Published: 9 June 2014
Manifold Learning for 3D Shape Description and Classification; https://doi.org/10.21236/ada606874
Periodically, the US Army conducts detailed measurement surveys of its soldiers as a way to understand the impact that changes in soldier body size have for the design, fit and sizing of virtually every piece of clothing and equipment that Soldiers wear and use in combat. Recently finished US Army Anthropometric Survey (ANSUR II) has collected 3D body scan data of soldiers at the Natick Solider Center (NSC), as shown in Figure 1. By applying new techniques for shape analysis and classification to these 3D body scan data will help designers of clothing and personal protection equipment to understand and fit Army population. The overall research goal of this proposal is to create a new manifold learning framework for large-scale graph decomposition and approximation problems by low-rank approximation and guarantee computable, stable and fast optimizations for 3D shape description and classification.

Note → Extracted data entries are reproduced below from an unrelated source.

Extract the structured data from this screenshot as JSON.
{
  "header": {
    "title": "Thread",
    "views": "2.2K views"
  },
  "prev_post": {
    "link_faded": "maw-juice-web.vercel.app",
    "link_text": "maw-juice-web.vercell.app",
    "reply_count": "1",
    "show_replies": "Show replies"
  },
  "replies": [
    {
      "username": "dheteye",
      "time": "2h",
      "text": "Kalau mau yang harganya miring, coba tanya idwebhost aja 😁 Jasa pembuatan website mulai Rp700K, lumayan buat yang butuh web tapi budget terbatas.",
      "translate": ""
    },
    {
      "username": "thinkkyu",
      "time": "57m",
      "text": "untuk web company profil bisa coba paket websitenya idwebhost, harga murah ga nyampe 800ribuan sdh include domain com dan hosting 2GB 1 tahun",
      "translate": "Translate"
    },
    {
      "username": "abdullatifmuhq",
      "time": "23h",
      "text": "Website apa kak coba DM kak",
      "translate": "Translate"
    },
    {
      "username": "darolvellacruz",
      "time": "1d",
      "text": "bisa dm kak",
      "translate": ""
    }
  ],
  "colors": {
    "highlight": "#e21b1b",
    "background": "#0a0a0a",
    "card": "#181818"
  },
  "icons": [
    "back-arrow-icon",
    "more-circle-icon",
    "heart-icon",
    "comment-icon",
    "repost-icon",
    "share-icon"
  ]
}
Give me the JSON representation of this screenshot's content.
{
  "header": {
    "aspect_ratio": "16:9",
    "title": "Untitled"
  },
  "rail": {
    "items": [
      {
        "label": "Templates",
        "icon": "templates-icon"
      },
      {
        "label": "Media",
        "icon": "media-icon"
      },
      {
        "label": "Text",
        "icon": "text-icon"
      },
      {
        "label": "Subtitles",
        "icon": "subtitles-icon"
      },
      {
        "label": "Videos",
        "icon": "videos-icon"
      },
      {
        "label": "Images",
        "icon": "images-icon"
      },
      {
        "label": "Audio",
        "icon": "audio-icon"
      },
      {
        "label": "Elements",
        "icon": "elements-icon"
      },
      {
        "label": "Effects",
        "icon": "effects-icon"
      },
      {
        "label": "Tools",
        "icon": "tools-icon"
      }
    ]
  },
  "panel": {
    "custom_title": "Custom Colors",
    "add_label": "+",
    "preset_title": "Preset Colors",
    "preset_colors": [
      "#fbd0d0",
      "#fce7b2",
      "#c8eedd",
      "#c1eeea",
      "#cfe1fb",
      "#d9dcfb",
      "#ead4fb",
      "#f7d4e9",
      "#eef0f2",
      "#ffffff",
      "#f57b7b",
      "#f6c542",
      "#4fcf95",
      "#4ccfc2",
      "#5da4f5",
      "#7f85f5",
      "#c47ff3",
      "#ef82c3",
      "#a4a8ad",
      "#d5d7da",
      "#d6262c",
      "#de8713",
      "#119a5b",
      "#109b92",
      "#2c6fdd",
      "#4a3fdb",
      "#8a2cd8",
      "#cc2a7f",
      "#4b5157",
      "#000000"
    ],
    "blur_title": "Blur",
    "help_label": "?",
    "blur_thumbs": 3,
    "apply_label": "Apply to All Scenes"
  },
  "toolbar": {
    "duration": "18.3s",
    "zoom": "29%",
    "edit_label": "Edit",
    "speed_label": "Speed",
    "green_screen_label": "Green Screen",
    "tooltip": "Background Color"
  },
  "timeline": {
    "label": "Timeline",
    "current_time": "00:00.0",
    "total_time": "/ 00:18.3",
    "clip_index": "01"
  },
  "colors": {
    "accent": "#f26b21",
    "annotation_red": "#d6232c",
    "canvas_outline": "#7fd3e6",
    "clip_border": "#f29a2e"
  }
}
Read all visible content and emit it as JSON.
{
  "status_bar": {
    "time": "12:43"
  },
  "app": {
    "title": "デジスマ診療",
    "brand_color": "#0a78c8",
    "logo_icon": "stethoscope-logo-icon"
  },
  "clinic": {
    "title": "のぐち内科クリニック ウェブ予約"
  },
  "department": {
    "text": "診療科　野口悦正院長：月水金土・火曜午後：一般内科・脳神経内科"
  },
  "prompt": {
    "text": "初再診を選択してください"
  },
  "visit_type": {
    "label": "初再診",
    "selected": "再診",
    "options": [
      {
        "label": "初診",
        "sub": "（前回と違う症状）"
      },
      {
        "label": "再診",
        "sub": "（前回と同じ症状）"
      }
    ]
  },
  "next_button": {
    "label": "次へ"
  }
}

The PI's group has published (or accepted for publication) 1 book through Springer and 13 scientific papers partially supported by this grant. In particular, these papers are in top journals and conference proceedings such as TPAMI, IJCV, TCSVT, ICCV, AAAI, SDM, ACM MM, etc. One paper, 1 out of 384, receives the Best Paper Award in SDM 2014. The PI, Dr. Y. Raymond Fu has received the 2014 INNS Young Investigator Award, from International Neural Networks Society (INNS), 2014. Leveraged by this grant, the PI has been granted an ARO Young Investigator Program (YIP) Award and a Defense University Research Instrumentation Program (DURIP) award.